Throughout this coronavirus crisis we have heard the refrain « We are all in it together and we will survive ». Unfortunately, for too many isolated in long term care facilities or in nursing homes these words ring hollow for them and their families.
More than half of the deaths in Canada have been those of elders who live in nursing homes or long term care facilities which are in principle organized for their special needs. In Quebec the percentage is higher than 50%.
How did this come about when, in their daily briefings, Federal and Provincial leaders and administrators have declared, with utter sincerity, that in these unprecedented times elders are particulary vulnerable, especially those with underlying medical conditions, and are to be especially cared for? Each day they have reported deaths of elders in long term facilities and nursing homes and yet only this past week in the first week of April have they been shocked by the death toll in public and private homes and moved to crisis action.
For decades and in recent times of austerity budgets, advocates have raised the many inadequacies within the health care facilities : Understaffing; underfunding; underpaid employees; privatization; space; lack of training; medical resources. This accumulation of neglect makes the inhabitants primary targets of epidemic or pandemic. Isolated from public sight, our vulnerable seniors are invisible.
Caregives, nurses and doctors, on television, radio and in print, have been describing their daily struggle to deal with shortages in staff, medical equipment and personal safety equipment. Moreover they are dealing with a population only a fraction of which has been tested regularly.
The result is overwhlemed, exhausted and frustrated health care workers in a state of grief over the loss of elder residents whom they have seen die for a lack of adequate testing and care.
We also witness the families’ anguish not being able to see their elders and to know that many would die alone and confused.
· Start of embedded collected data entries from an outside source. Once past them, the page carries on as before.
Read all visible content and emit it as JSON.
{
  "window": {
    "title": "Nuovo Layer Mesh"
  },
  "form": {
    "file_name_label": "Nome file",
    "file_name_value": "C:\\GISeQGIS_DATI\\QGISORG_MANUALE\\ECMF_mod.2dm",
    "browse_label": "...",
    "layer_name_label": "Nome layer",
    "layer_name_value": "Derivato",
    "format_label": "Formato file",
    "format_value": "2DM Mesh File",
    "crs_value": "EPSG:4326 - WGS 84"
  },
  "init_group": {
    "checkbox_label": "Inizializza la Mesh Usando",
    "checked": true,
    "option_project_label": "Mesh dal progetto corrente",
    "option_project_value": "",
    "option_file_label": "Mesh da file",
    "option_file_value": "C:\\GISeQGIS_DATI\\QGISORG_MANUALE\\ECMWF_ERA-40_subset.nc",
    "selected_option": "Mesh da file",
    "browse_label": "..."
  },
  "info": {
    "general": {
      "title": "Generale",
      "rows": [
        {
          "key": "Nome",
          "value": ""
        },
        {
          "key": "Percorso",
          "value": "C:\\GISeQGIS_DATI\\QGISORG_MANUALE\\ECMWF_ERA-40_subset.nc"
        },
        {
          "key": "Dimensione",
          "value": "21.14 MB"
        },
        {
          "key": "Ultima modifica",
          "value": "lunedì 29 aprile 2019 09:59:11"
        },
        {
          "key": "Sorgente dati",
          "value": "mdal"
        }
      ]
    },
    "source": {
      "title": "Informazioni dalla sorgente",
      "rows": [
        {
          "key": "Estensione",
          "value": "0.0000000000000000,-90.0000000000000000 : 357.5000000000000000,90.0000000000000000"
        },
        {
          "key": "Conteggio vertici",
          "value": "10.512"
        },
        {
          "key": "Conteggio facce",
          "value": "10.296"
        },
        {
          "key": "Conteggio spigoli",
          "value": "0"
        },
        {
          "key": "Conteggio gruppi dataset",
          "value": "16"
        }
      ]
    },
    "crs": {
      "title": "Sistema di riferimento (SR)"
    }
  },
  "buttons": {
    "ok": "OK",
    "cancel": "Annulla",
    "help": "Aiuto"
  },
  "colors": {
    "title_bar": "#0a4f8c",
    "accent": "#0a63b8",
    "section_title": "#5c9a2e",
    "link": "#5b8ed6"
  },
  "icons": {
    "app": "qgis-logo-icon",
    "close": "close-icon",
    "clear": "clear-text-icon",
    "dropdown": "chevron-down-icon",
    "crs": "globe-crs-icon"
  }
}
Family members know that the system will neglect those most in need of care if they are not included.
They have been praised as our frontline guardian angels today! Let us not forget them when we have come though this pandemic. Let us remember that during « normal » times many health care workers are paid low salaries and need to work in several institutions in order to make a living; these rotations through mulitple homes has led to the accelerated transmission of the COVID-19 virus.
The impact of the Covid19 virus has shocked the general public into awareness of our gossly inadaquate health care system in nursing homes and residences for long term care. Our current premier has promised that the system will change. RECAA with other activists’ voices for the most vulnerable in our society say that it must change!